Mağazaların en çarpıcı ürünleri vitrinde yer alır, ancak Erenköy’deki butikler, en güzel tasarımlarını ne vitrinlerine koyuyor ne de reklamını yayımlatıyor. Tasarım ürünler, mağazaların arka köşelerinde ya da alt katlarda hazine gibi saklanıyor.

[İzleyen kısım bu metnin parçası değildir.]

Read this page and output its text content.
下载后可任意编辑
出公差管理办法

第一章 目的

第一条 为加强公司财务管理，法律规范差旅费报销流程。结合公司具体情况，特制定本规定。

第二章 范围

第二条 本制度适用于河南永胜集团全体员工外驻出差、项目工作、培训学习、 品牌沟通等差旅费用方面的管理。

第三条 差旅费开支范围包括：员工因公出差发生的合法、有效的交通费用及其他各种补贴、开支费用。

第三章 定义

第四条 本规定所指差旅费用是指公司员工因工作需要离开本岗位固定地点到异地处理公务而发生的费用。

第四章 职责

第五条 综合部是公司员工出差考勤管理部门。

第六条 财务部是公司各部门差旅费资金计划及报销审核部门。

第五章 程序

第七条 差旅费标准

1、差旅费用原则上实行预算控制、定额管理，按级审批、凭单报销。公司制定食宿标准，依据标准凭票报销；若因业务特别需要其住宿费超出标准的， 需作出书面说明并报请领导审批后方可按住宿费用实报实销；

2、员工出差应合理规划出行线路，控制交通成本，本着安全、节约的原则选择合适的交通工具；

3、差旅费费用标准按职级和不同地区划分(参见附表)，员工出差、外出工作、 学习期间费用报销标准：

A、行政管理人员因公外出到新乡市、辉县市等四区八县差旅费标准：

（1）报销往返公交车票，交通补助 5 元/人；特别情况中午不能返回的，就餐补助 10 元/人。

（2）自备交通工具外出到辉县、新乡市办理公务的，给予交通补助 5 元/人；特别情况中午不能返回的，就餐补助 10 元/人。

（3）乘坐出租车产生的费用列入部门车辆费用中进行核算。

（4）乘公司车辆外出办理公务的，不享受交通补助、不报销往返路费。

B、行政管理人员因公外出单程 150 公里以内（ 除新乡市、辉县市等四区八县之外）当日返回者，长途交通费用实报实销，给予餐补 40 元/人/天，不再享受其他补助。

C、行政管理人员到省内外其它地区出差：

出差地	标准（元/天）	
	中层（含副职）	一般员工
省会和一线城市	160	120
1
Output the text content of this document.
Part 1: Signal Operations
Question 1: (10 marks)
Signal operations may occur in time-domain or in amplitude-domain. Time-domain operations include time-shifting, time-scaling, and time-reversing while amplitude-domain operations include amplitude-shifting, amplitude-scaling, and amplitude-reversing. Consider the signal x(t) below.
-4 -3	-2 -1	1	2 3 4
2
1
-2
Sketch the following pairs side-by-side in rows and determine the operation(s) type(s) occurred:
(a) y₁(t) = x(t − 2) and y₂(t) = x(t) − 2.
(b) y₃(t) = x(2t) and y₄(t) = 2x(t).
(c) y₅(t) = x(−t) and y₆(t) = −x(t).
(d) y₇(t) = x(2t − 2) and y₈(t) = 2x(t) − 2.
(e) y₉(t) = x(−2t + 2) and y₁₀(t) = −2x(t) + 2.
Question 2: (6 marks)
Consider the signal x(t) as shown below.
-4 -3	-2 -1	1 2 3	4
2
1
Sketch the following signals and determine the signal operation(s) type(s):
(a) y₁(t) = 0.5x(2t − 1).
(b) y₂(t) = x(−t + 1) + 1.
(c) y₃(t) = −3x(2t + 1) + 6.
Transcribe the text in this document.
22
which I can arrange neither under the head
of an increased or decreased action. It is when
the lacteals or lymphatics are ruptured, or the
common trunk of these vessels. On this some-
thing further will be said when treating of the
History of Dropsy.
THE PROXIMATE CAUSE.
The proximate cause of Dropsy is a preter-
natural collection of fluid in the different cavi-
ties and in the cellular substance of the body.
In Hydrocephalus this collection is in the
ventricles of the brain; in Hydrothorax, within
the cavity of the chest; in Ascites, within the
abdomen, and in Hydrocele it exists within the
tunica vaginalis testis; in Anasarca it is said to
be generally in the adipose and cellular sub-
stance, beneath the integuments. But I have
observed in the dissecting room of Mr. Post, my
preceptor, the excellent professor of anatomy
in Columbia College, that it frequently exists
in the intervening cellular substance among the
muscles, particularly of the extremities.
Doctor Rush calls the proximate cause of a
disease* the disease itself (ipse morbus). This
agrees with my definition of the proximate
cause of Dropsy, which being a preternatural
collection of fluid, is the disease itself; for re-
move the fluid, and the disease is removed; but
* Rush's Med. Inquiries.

Yeni koleksiyonları pazarlamanın yollarından biri, ürünler arasından en göz alıcı olanı mağaza vitrinine koymaktır. Ki müşteriyi içeri çekebilesiniz… Kadıköy-Erenköy’de ise yöntem tersi yönde işliyor. Sezonun en kötü diyebileceğiniz ürünleri vitrinlerde ama içeride adeta hazine saklı. Hafta içi yolum Erenköy’e düşünce fark ettim bu durumu. Bir haber konusu için butik sahipleriyle görüşüp birkaç fotoğraf çekmemiz gerekiyordu. Doğal olarak en güzel parçaları fotoğraflamak istedik. Ancak birçok butik sahibi ‘kopyalanacağı’ kaygısıyla beğendiğimiz ürünlerin fotoğrafını çektirmek istemedi. İlginç değil mi? Birçok modacı, tasarımlarının basın-yayın organlarında yer alması için can atar ama Erenköy’dekiler gazetede yer almak istemiyor! Daha doğru bir ifadeyle, gazetede yer almak istiyor ancak sıradan ürünleriyle…
Bu konu hakkında kendileriyle biraz daha konuşunca bambaşka bilgiler de öğrendim. Mesela mağazalarını iki katlı tercih etmelerinin sebebi de kopyalanma kaygısından kaynaklanıyor. Bu yüzden giriş katlarına piyasada bulunabilir ürünleri yerleştiriyorlar. Alt katlara ise (-1) özel tasarım ürünlerini koyuyorlar. Tek katlı olanlar ise özel ürünlerini girişe en uzak köşelere yerleştiriyor. Bir de özel tasarımların olduğu katlara öyle herkes giremiyor. Bu saklı bölümler özellikle diğer butiklerden gelenlere kapalı! Gerçi ‘sistem’ o kadar oturmuş ki birçoğu birbirinin butiğine gitmiyor, çalışanlarını göndermiyor hatta mümkünse önünden bile geçmiyor. Yine de “Ya bir yakınını gönderir de modelimizi çalarsa!” kaygısı yaygın.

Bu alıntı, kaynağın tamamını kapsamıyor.